U.S. exits Treaty on Open Skies
Trump adviser: Russia ‘flagrantly violated’ accord for years
The United States has formally withdrawn from the Treaty on Open Skies, a decades-old pact meant to reduce the chances of an accidental war by allowing mutual reconnaissance flights by parties to the 34-nation agreement.
The exit comes six months after President Donald Trump announced his intention to withdraw, saying Russia has been violating the pact.
“Today marks six months since the United States submitted our notice of withdrawal from the Treaty on Open Skies,” White House national security adviser Robert O’Brien said in a statement. “We are now no longer a party to this treaty that Russia flagrantly violated for years.”
O’Brien said Trump has “never ceased to put America first by withdrawing us from outdated treaties and agreements that have benefited our adversaries at the expense of our national security.”
“Today, pursuant to earlier notice provided, the United States withdrawal from the Treaty on Open Skies is now effective,” Secretary of State Mike Pompeo tweeted. “America is more secure because of it, as Russia remains in non-compliance with its obligations.”
Russia has denied violating the treaty and has chided the move as merely the latest abandonment by the Trump administration of major arms-control agreements.
The move risks sowing further divisions between the United States and European allies, some of which called on the administration to stay in the pact despite concerns about Russia.
The treaty, which was signed in 1992 and went into force in 2002, allows countries to fly over one another’s territory for unarmed reconnaissance flights. It was intended by its almost three dozen ratifiers to reduce the risk of war.
When he announced his intention to withdraw the U.S. from the treaty, Trump predicted that would get Russia to the negotiating table. “They’re going to want to make a deal,” he said.
SENATOR: MOVE RECKLESS
In a statement in May, Joe Biden, now the president-elect, said Trump had “doubled down on his short-sighted policy of going it alone and abandoning American leadership.”
“I supported the Open Skies Treaty as a Senator, because I understood that the United States and our allies would benefit from being able to observe — on short notice — what Russia and other countries in Europe were doing with their military forces,” his statement added.
Sen.
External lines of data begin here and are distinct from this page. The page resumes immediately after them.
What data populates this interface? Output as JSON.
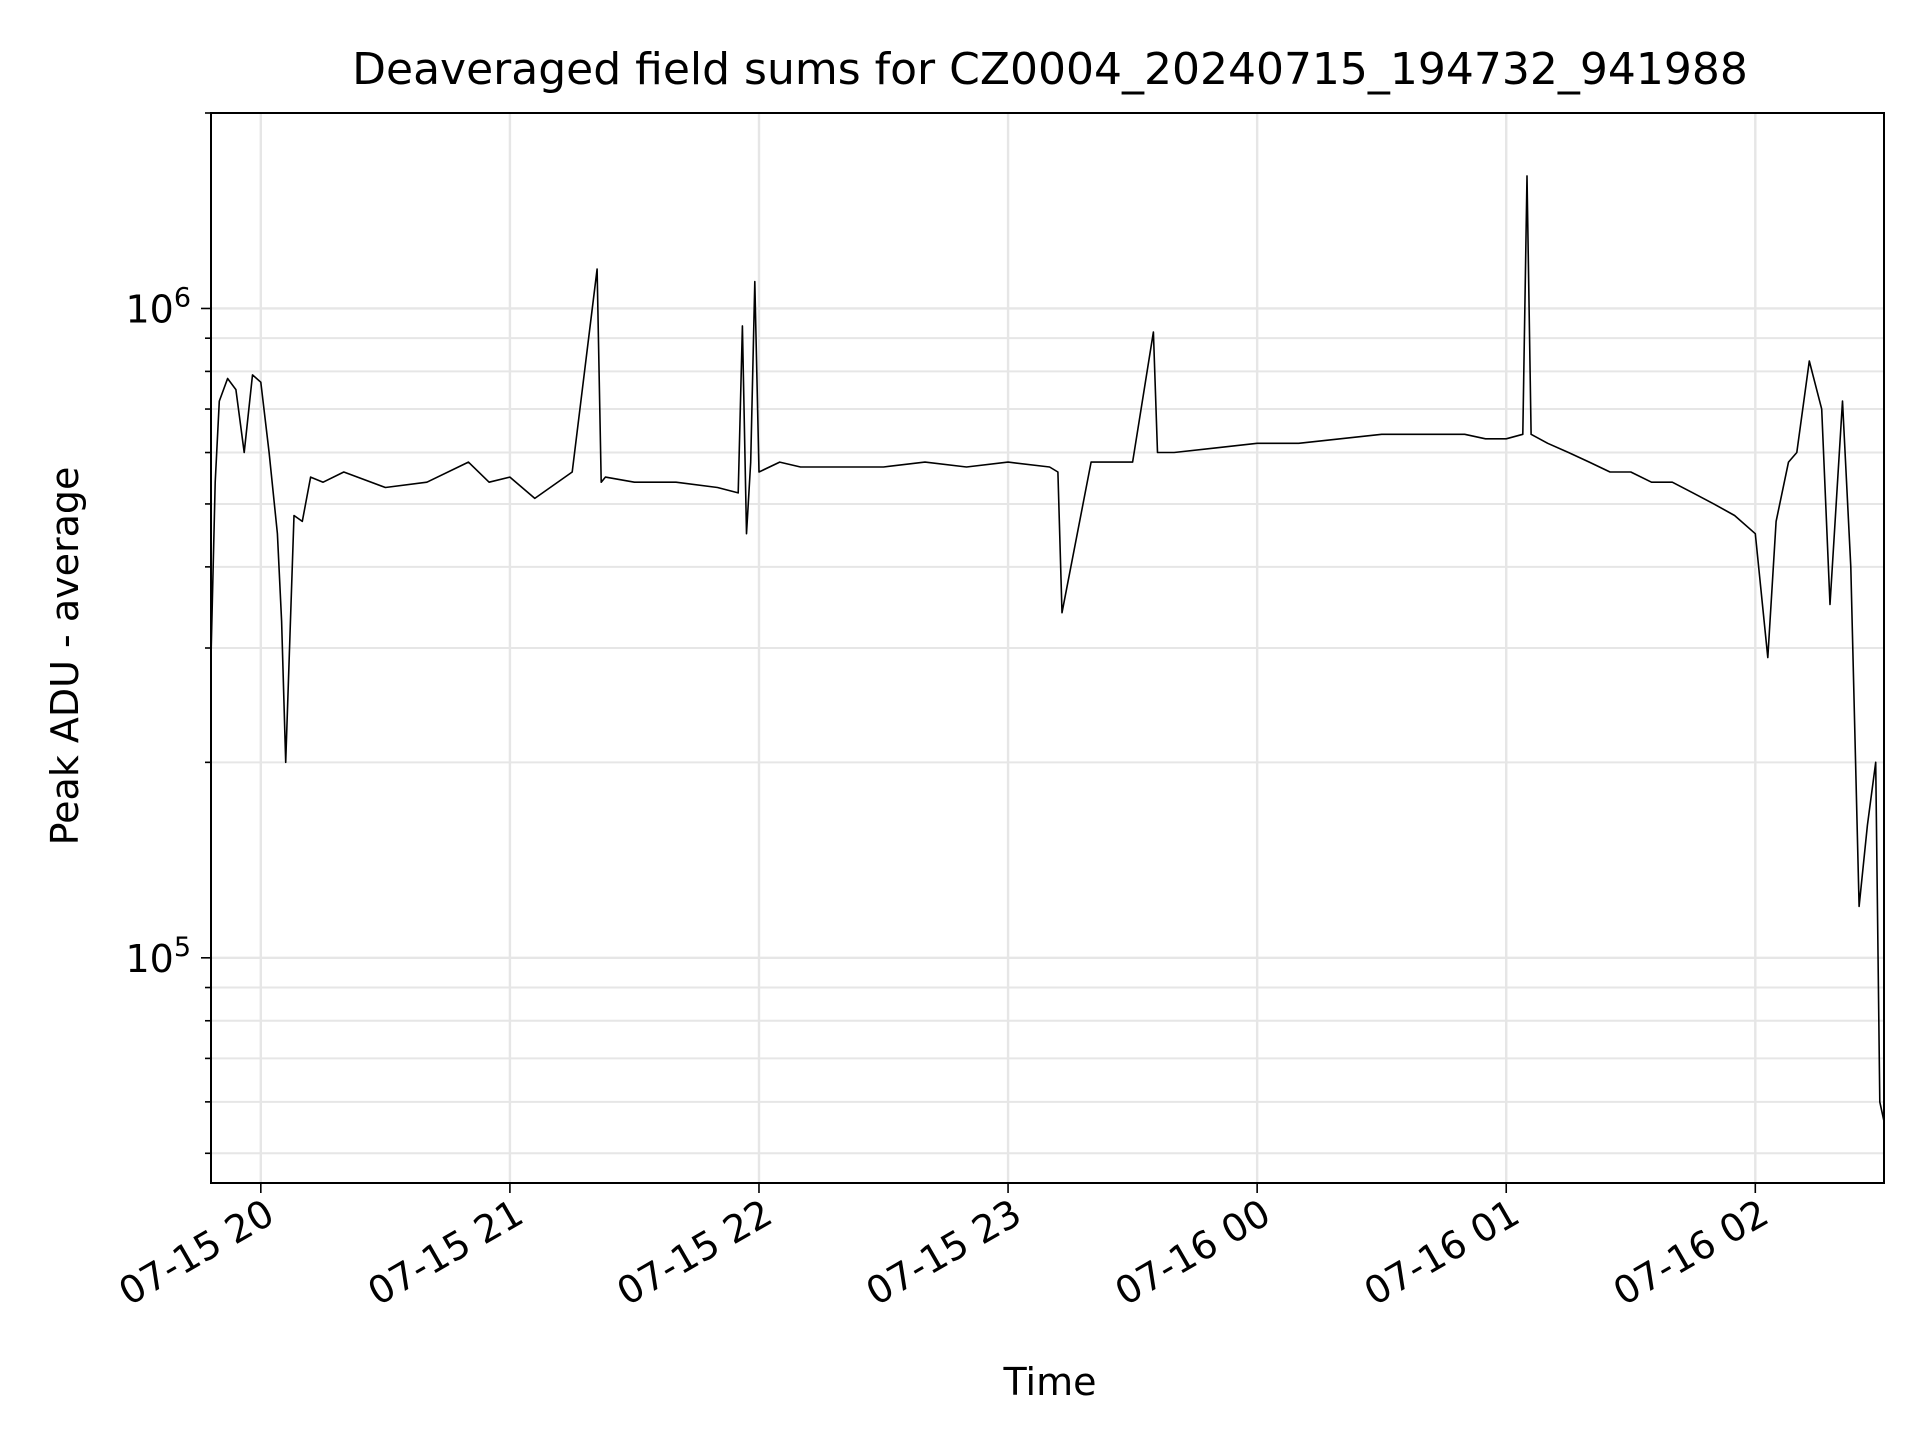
{
  "chart_data": {
    "type": "line",
    "title": "Deaveraged field sums for CZ0004_20240715_194732_941988",
    "xlabel": "Time",
    "ylabel": "Peak ADU - average",
    "y_scale": "log",
    "ylim": [
      45000,
      2000000
    ],
    "xlim": [
      "2024-07-15 19:48",
      "2024-07-16 02:31"
    ],
    "x_ticks": [
      "2024-07-15 20:00",
      "2024-07-15 21:00",
      "2024-07-15 22:00",
      "2024-07-15 23:00",
      "2024-07-16 00:00",
      "2024-07-16 01:00",
      "2024-07-16 02:00"
    ],
    "x_tick_labels": [
      "07-15 20",
      "07-15 21",
      "07-15 22",
      "07-15 23",
      "07-16 00",
      "07-16 01",
      "07-16 02"
    ],
    "y_tick_labels": [
      {
        "value": 100000,
        "base": "10",
        "exp": "5"
      },
      {
        "value": 1000000,
        "base": "10",
        "exp": "6"
      }
    ],
    "grid": true,
    "legend": "none",
    "line_color": "#000000",
    "grid_color": "#e6e6e6",
    "series": [
      {
        "x": [
          "2024-07-15 19:48",
          "2024-07-15 19:49",
          "2024-07-15 19:50",
          "2024-07-15 19:52",
          "2024-07-15 19:54",
          "2024-07-15 19:56",
          "2024-07-15 19:58",
          "2024-07-15 20:00",
          "2024-07-15 20:02",
          "2024-07-15 20:04",
          "2024-07-15 20:05",
          "2024-07-15 20:06",
          "2024-07-15 20:08",
          "2024-07-15 20:10",
          "2024-07-15 20:12",
          "2024-07-15 20:15",
          "2024-07-15 20:20",
          "2024-07-15 20:30",
          "2024-07-15 20:40",
          "2024-07-15 20:50",
          "2024-07-15 20:55",
          "2024-07-15 21:00",
          "2024-07-15 21:06",
          "2024-07-15 21:15",
          "2024-07-15 21:21",
          "2024-07-15 21:22",
          "2024-07-15 21:23",
          "2024-07-15 21:30",
          "2024-07-15 21:40",
          "2024-07-15 21:50",
          "2024-07-15 21:55",
          "2024-07-15 21:56",
          "2024-07-15 21:57",
          "2024-07-15 21:58",
          "2024-07-15 21:59",
          "2024-07-15 22:00",
          "2024-07-15 22:05",
          "2024-07-15 22:10",
          "2024-07-15 22:20",
          "2024-07-15 22:30",
          "2024-07-15 22:40",
          "2024-07-15 22:50",
          "2024-07-15 23:00",
          "2024-07-15 23:10",
          "2024-07-15 23:12",
          "2024-07-15 23:13",
          "2024-07-15 23:20",
          "2024-07-15 23:30",
          "2024-07-15 23:35",
          "2024-07-15 23:36",
          "2024-07-15 23:40",
          "2024-07-15 23:50",
          "2024-07-16 00:00",
          "2024-07-16 00:10",
          "2024-07-16 00:20",
          "2024-07-16 00:30",
          "2024-07-16 00:40",
          "2024-07-16 00:45",
          "2024-07-16 00:50",
          "2024-07-16 00:55",
          "2024-07-16 01:00",
          "2024-07-16 01:04",
          "2024-07-16 01:05",
          "2024-07-16 01:06",
          "2024-07-16 01:10",
          "2024-07-16 01:15",
          "2024-07-16 01:20",
          "2024-07-16 01:25",
          "2024-07-16 01:30",
          "2024-07-16 01:35",
          "2024-07-16 01:40",
          "2024-07-16 01:45",
          "2024-07-16 01:50",
          "2024-07-16 01:55",
          "2024-07-16 02:00",
          "2024-07-16 02:03",
          "2024-07-16 02:05",
          "2024-07-16 02:08",
          "2024-07-16 02:10",
          "2024-07-16 02:13",
          "2024-07-16 02:16",
          "2024-07-16 02:18",
          "2024-07-16 02:21",
          "2024-07-16 02:23",
          "2024-07-16 02:25",
          "2024-07-16 02:27",
          "2024-07-16 02:29",
          "2024-07-16 02:30",
          "2024-07-16 02:31"
        ],
        "y": [
          290000,
          540000,
          720000,
          780000,
          750000,
          600000,
          790000,
          770000,
          600000,
          450000,
          330000,
          200000,
          480000,
          470000,
          550000,
          540000,
          560000,
          530000,
          540000,
          580000,
          540000,
          550000,
          510000,
          560000,
          1150000,
          540000,
          550000,
          540000,
          540000,
          530000,
          520000,
          940000,
          450000,
          580000,
          1100000,
          560000,
          580000,
          570000,
          570000,
          570000,
          580000,
          570000,
          580000,
          570000,
          560000,
          340000,
          580000,
          580000,
          920000,
          600000,
          600000,
          610000,
          620000,
          620000,
          630000,
          640000,
          640000,
          640000,
          640000,
          630000,
          630000,
          640000,
          1600000,
          640000,
          620000,
          600000,
          580000,
          560000,
          560000,
          540000,
          540000,
          520000,
          500000,
          480000,
          450000,
          290000,
          470000,
          580000,
          600000,
          830000,
          700000,
          350000,
          720000,
          400000,
          120000,
          160000,
          200000,
          60000,
          56000
        ]
      }
    ]
  }
}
Bob Menendez of New Jersey, the top Democrat on the Senate Foreign Relations Committee, called the move reckless.
“The administration’s decision to abandon the treaty fits into a broader pattern of discarding arms control and non-proliferation agreements, raising deep concerns among our allies about our commitment to their security,” Menendez said in a statement.
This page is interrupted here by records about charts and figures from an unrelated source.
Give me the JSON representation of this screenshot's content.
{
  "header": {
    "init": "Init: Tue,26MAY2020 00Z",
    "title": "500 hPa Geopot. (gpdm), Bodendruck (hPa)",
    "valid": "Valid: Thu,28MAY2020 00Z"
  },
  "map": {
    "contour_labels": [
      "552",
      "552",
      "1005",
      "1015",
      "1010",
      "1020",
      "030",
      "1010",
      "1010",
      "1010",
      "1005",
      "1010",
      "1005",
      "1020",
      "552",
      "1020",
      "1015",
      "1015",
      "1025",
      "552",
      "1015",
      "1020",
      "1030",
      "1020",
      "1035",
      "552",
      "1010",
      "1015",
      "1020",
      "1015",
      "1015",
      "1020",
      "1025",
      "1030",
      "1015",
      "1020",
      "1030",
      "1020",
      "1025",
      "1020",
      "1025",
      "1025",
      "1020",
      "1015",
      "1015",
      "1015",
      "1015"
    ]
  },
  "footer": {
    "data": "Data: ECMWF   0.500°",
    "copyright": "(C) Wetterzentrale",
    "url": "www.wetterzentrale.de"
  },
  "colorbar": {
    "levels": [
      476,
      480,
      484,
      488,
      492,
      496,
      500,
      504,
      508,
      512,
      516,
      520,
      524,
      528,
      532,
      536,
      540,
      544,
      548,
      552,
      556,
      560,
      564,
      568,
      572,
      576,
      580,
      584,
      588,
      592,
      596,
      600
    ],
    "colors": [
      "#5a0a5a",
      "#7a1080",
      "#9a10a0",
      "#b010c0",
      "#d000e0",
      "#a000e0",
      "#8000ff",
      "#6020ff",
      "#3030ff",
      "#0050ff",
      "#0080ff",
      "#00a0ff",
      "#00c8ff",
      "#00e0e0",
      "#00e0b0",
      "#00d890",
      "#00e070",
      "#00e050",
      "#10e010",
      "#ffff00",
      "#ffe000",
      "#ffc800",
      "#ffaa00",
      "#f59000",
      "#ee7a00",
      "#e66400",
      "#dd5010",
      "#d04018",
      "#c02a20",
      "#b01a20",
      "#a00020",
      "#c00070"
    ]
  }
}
Menendez said Russia would still be able to fly over American assets in Europe, and that Trump’s actions ran counter to U.S. law.
“I urge the incoming Biden administration to rejoin the treaty in a manner consistent with our constitutional structure, and I expect the new administration to consult early and often with the Senate Foreign Relations Committee on this and other treaty matters,” he said.